The ability to "Mock" Entity Framework is a killer feature as developers have struggled and have failed to mock it, rendering unit testing EF calls nearly impossible; not so with ErrorUnit.

ErrorUnit's standing overhead is minimal until an app errors it's just duplicate memory pointers ( not duplicate memory allocations) to all the classes/method arguments. The main determination on ErrorUnit's performance is your IoC library's interception performance/overhead. An alternate to using an IOC library (performance measured in milliseconds) is to use an AOP library (performance measured in nanoseconds ); for example we are compatible with PostSharp a performance hit is taken at compile time but the minimal possible at run time.

When there is an error the performance is dependent on the serialization library used. ErrorUnit was developed with Newtonsoft for serialization as that's the most supported library. ErrorUnit can be extended to use other serializers however current EF serialization is fully dependent on Newtonsoft and not abstracted for use with other serializers. Let us know, if this is something you want.
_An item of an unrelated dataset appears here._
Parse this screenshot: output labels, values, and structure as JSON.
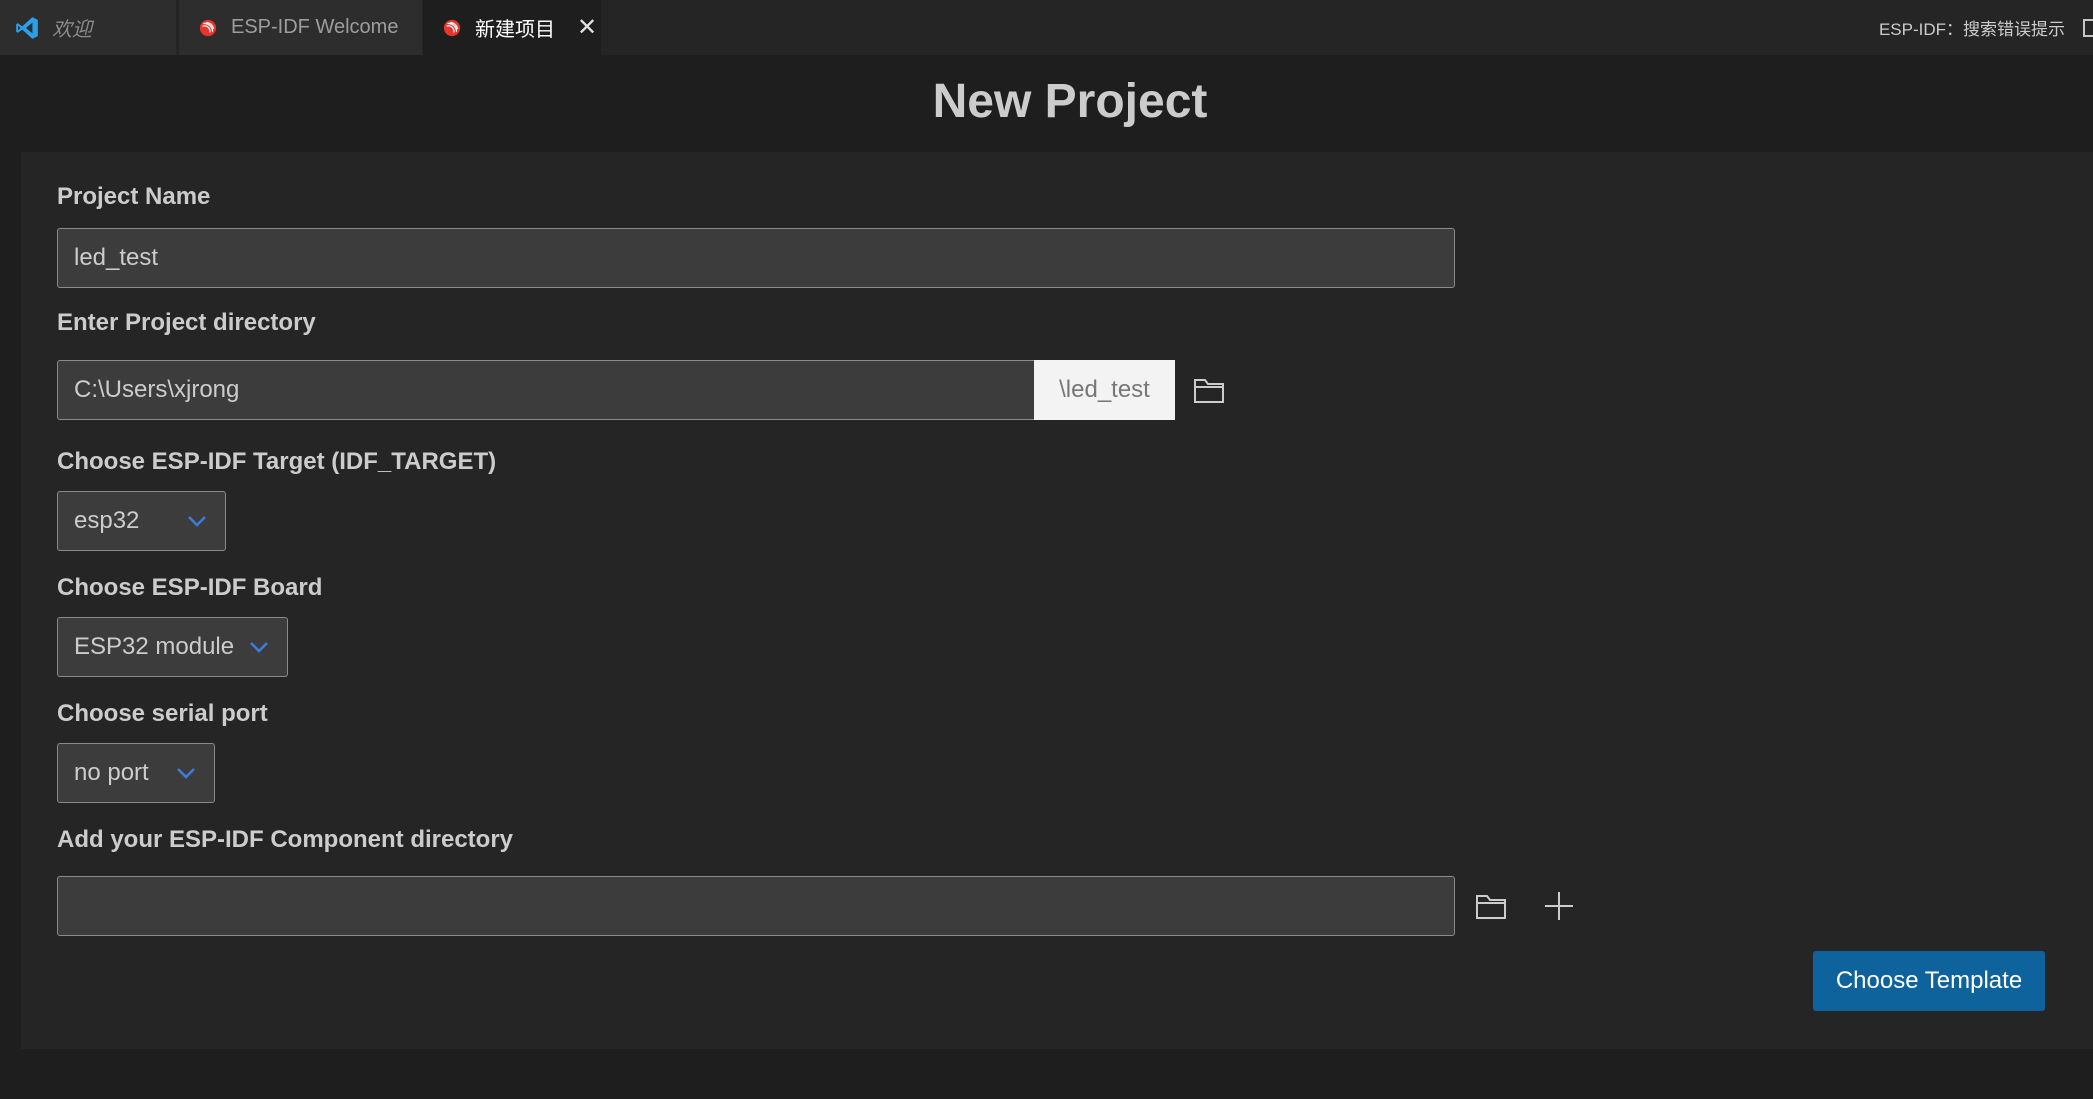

ErrorUnit depending on what you set up, can create UnitTests for various endpoints; MVC and Web Api Controller end points, what methods you manage with your IOC library, Or if you want to be able to create Unit Tests against all methods in your assembly/call stack, you need to use an AOP library; for example we are compatible with PostSharp

ErrorUnit hashes the error message and the stack-trace to create an id for the error (and this hash will be more accurate if you include a pdb file so that line numbers are in the stack-trace). ErrorUnit will not create another unit test with the same hash id in the file name; renaming the unit test file will allow a new unit test to be created if an error with same fingerprint is occurring.

ErrorUnit will only go a month back in time in looking for errors to create unit tests for.